Labor & Economy
Sacramento’s Minimum-Wage Rumble Begins

On December 21, 2015, Organize Sacramento and Raise the Wage Sacramento filed documents with the city clerk to gather 21,503 valid voter signatures necessary to place a minimum-wage measure on this year’s November ballot. The measure would boost the city’s minimum wage to $15 by 2020, peg it to the Consumer Price Index and let workers earn paid sick leave.
Two months earlier the city council, on a 6-3 vote, had approved a minimum-wage ordinance bump to $12.50 by 2020. For Organize Sacramento and Raise the Wage Sacramento, though, that was too low and slow, spurring the current ballot drive for a $15 minimum wage. The Democratic Party of Sacramento County, Restaurant Opportunities Center United , Capital Region Organizing Project and Center for Workers’ Rights also back the measure.
Sacramento’s city attorney will deliver a title and summary for the $15 minimum-wage measure by January 5, Tamie Dramer, chair of Raise the Wage Sacramento, told Capital & Main. Dramer expects support to grow once the title and summary are published in a local paper. Signature-gathering is the next step. The campaign currently has 20 signature-gatherers, paid and volunteer, according to Dramer. There will be a heavy reliance on volunteers, she added.
“The work of gathering the signatures is the biggest obstacle to reaching our goal,” Dramer said. Proponents of the citywide $15 minimum wage will have 180 days to gather and submit the signatures for verification.
Presumably, city residents standing to benefit from the measure will participate in this process. There are 85,000 minimum-wage workers in the capital city, according to outgoing Mayor Kevin Johnson, a second-term Democrat.
Fabrizio Sasso, the head of the Sacramento Central Labor Council (SCLC), told Capital & Main by phone that he has not given up on improving the $12.50 minimum-wage ordinance.
“Two weeks ago I wrote a letter to the city attorney,” he said, “and copied the city council and city manager, to address some issues in the final version of the minimum-wage ordinance — a conversation we are going to continue to have.”
One issue is the ordinance’s granting nonprofit groups and businesses with fewer than 100 employees a schedule for minimum-wage increases that lags a year behind the incremental pay hikes.
According to Sasso, who arrived in Sacramento last year from the national Fight for $15 campaign to raise the minimum wage, the SCLC board will discuss backing the citywide $15 minimum wage measure.

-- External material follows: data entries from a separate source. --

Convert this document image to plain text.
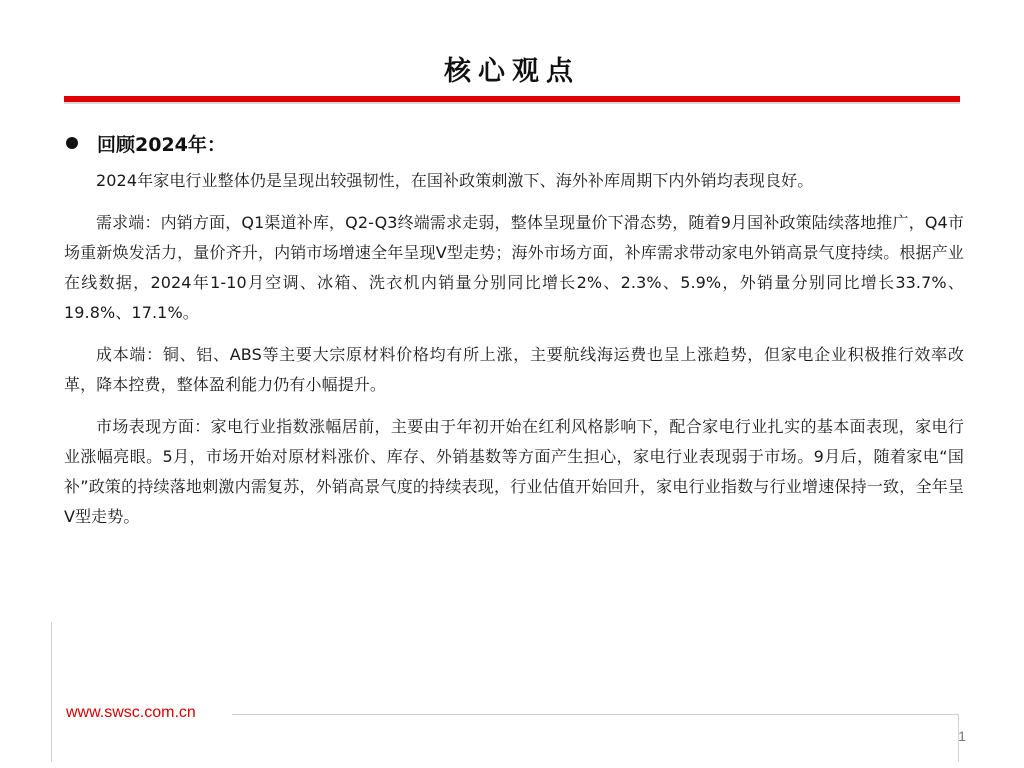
核心观点
回顾2024年：

2024年家电行业整体仍是呈现出较强韧性，在国补政策刺激下、海外补库周期下内外销均表现良好。

需求端：内销方面，Q1渠道补库，Q2-Q3终端需求走弱，整体呈现量价下滑态势，随着9月国补政策陆续落地推广，Q4市场重新焕发活力，量价齐升，内销市场增速全年呈现V型走势；海外市场方面，补库需求带动家电外销高景气度持续。根据产业在线数据，2024年1-10月空调、冰箱、洗衣机内销量分别同比增长2%、2.3%、5.9%，外销量分别同比增长33.7%、19.8%、17.1%。

成本端：铜、铝、ABS等主要大宗原材料价格均有所上涨，主要航线海运费也呈上涨趋势，但家电企业积极推行效率改革，降本控费，整体盈利能力仍有小幅提升。

市场表现方面：家电行业指数涨幅居前，主要由于年初开始在红利风格影响下，配合家电行业扎实的基本面表现，家电行业涨幅亮眼。5月，市场开始对原材料涨价、库存、外销基数等方面产生担心，家电行业表现弱于市场。9月后，随着家电“国补”政策的持续落地刺激内需复苏，外销高景气度的持续表现，行业估值开始回升，家电行业指数与行业增速保持一致，全年呈V型走势。

www.swsc.com.cn
1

“We most likely will endorse it,” he said, “but have to take into consideration a number of ballot initiatives in 2016, and our resources.”
To complicate matters, a statewide measure for the November 2016 ballot to raise California’s minimum wage to $15 in 2021 is also in the signature-gathering process. (California’s minimum wage rose from $9 an hour to $10, effective January 1.)
Josh Wood, the chief executive officer of Region Business, opposes a $15 minimum wage in 2020. “It’s a job-killer,” he told Capital & Main by phone, “and will wall off Sacramento from the surrounding region.”
Region Business is a political advocacy group for commercial building interests, recently rebranded from its name of Region Builders. According to the organization’s website, “It’s [sic] mission is advancing regional economic growth.”
Region Business will move forward with a “petition withdrawal and voter education campaign” against the $15 minimum wage, Wood said. As proponents gather signatures to qualify this measure for the November ballot, Region Business will attempt “to convince people who intend to sign not to, and those who have signed to remove their names from the petition.”
Dramer views Wood’s group as an advocate for an agenda that benefits the capital area’s well-heeled.
“Region Business is willing to spend thousands of dollars donated by the richest people in Sacramento to maintain the status quo of stagnant wages for a vast majority of workers,” Dramer said.
Recent federal data on household income before and after the Great Recession show that working families’ household incomes are falling, not stagnating.
In Sacramento’s four-county region, the upper 20 percent of households increased their inflation-adjusted income by 1.4 percent in 2007-2014, according to the U.S. Census Bureau. In contrast, the bottom 80 percent of the Sacramento region’s households lost income in the same seven-year span. The poorest 20 percent of households lost the largest amount of income, 27 percent.